Elminster asintió, y luego contempló el peto con el ceño fruncido.
—Este león —observó—. Tiene ojos colocados en la lengua, aquí, y también...
El busto de la reina Eldratha del extinto reino elfo de Larlotha, desaparecida hacía ya mucho tiempo, estaba tallado en sólido mármol, y era tan alto como el brazo de Elminster. La escultura voló hacia él en el ángulo justo, y lo golpeó casi con suavidad tras la oreja derecha. Ni siquiera supo qué lo había golpeado.
Despertó con un insoportable dolor de cabeza. Era como si alguien hundiera una daga en su oreja derecha, la sacara, y luego volviera a introducirla otra vez. Dentro, fuera, dentro. Aaaah.
Rodó por el suelo, entre gemidos, escuchando cómo las monedas se escurrían cada vez que sus botas las rozaban. ¿Qué había sucedido?

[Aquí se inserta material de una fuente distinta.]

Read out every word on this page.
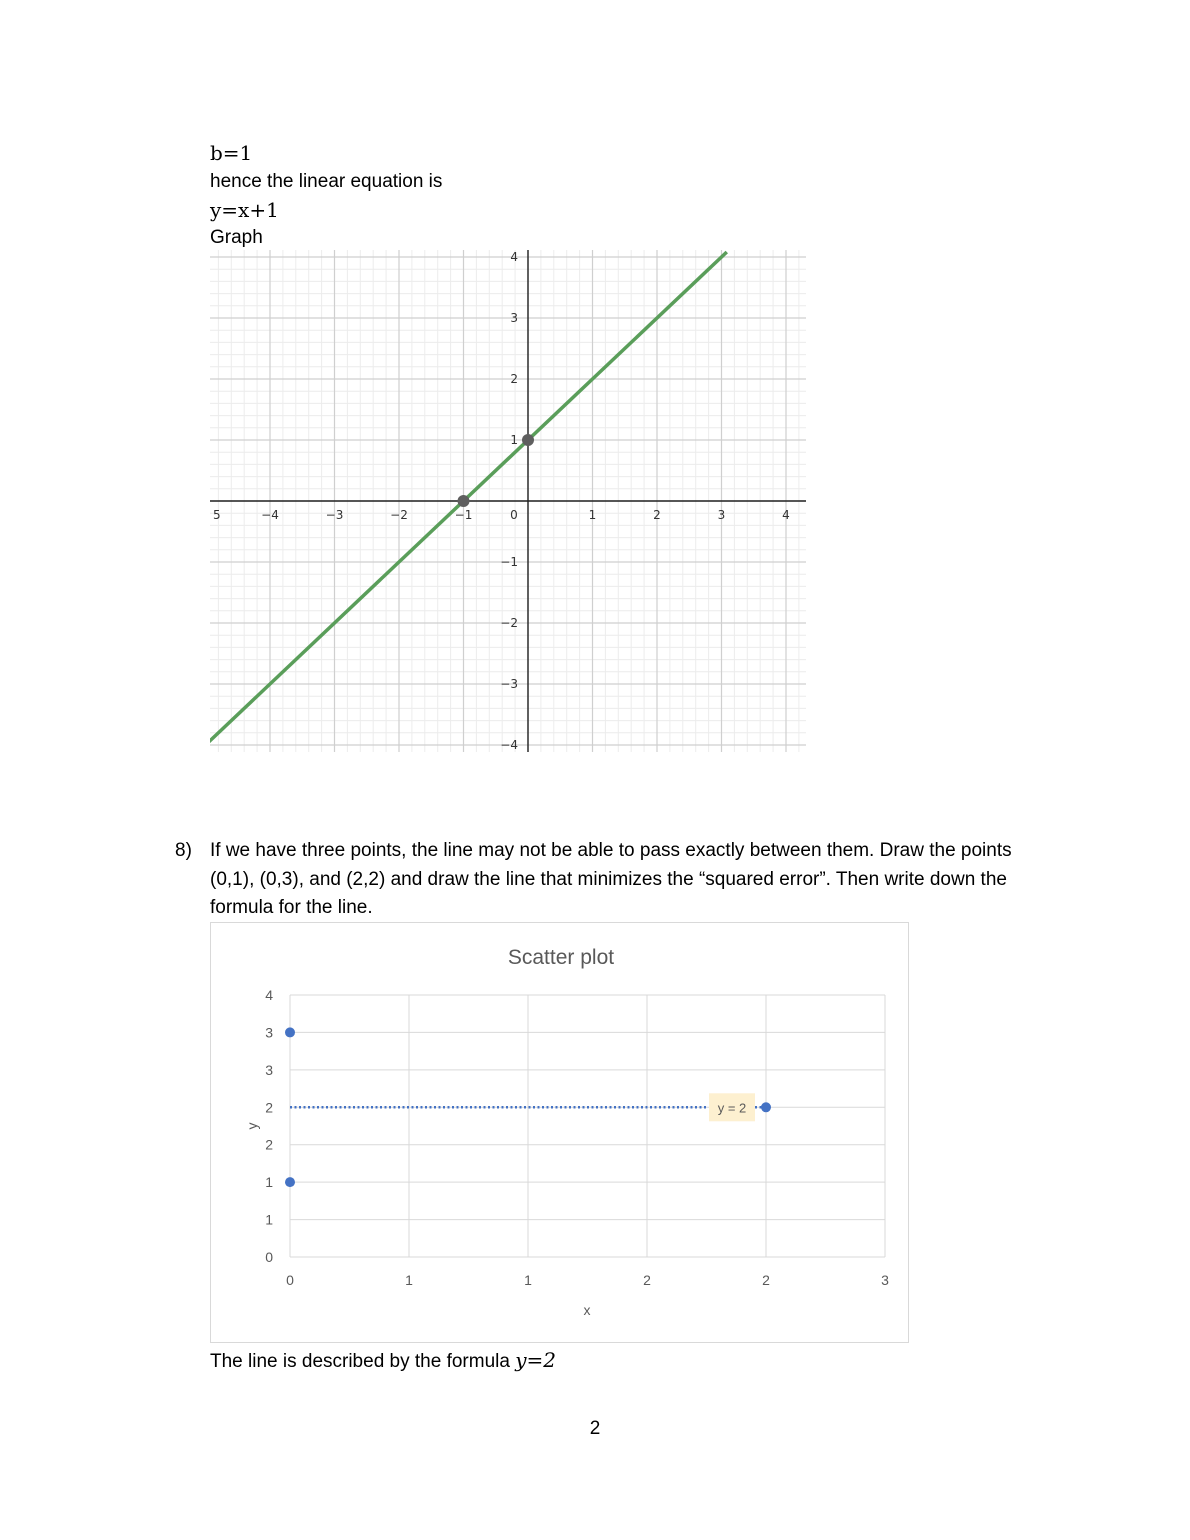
b=1
hence the linear equation is
y=x+1
Graph
5	−4	−3	−2	−1	0	1	2	3	4
4
3
2
1
−1
−2
−3
−4
8) If we have three points, the line may not be able to pass exactly between them. Draw the points (0,1), (0,3), and (2,2) and draw the line that minimizes the “squared error”. Then write down the formula for the line.
Scatter plot
0
1
1
2
2
3
3
4
0	1	1	2	2	3
x
y
y = 2
The line is described by the formula y=2
2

Sus ojos se posaron sobre las suaves luces inmutables que brillaban sobre su cabeza. Gemas, engastadas en un techo abovedado. Oh, claro. Estaba en la Cripta de las Eras, con la Srinshee, hasta que el Ungido acudiera a averiguar qué era lo que había elegido llevarse de allí.
—Señora... Lady... ah... Srinshee... —llamó, y acompañó sus palabras con otro gemido. Hablar había provocado un nuevo martilleo en su cabeza—. Lady... Oluevaera...

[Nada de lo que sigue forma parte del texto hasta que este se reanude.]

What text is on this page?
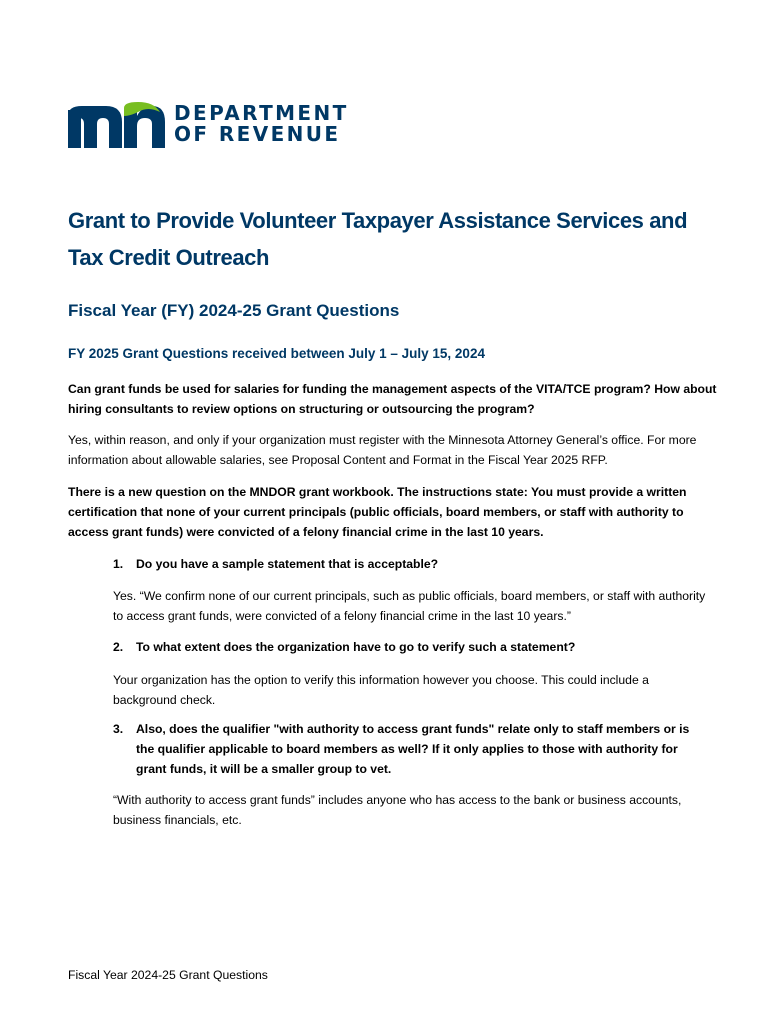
DEPARTMENT
OF REVENUE
Grant to Provide Volunteer Taxpayer Assistance Services and Tax Credit Outreach
Fiscal Year (FY) 2024-25 Grant Questions
FY 2025 Grant Questions received between July 1 – July 15, 2024
Can grant funds be used for salaries for funding the management aspects of the VITA/TCE program? How about hiring consultants to review options on structuring or outsourcing the program?
Yes, within reason, and only if your organization must register with the Minnesota Attorney General’s office. For more information about allowable salaries, see Proposal Content and Format in the Fiscal Year 2025 RFP.
There is a new question on the MNDOR grant workbook. The instructions state: You must provide a written certification that none of your current principals (public officials, board members, or staff with authority to access grant funds) were convicted of a felony financial crime in the last 10 years.
1. Do you have a sample statement that is acceptable?
Yes. “We confirm none of our current principals, such as public officials, board members, or staff with authority to access grant funds, were convicted of a felony financial crime in the last 10 years.”
2. To what extent does the organization have to go to verify such a statement?
Your organization has the option to verify this information however you choose. This could include a background check.
3. Also, does the qualifier "with authority to access grant funds" relate only to staff members or is the qualifier applicable to board members as well? If it only applies to those with authority for grant funds, it will be a smaller group to vet.
“With authority to access grant funds” includes anyone who has access to the bank or business accounts, business financials, etc.
Fiscal Year 2024-25 Grant Questions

—Por aquí —le respondió un débil y ronco susurro, y el joven mago se volvió en dirección al sonido.
La anciana hechicera estaba despatarrada sobre un montón de joyas, con el vestido hecho jirones; una columna de humo se elevaba perezosa de su cuerpo, un cuerpo, casi por completo desnudo ahora, que mostraba innumerables arrugas y manchas producidas por la edad, pero en el que no aparecían señales de violencia reciente. Se arrastró hasta ella, sujetándose la cabeza.
—Señora, ¿estáis herida? —inquirió—. ¿Qué sucedió?
—Te ataqué —respondió ella apesadumbrada—, y pagué el precio.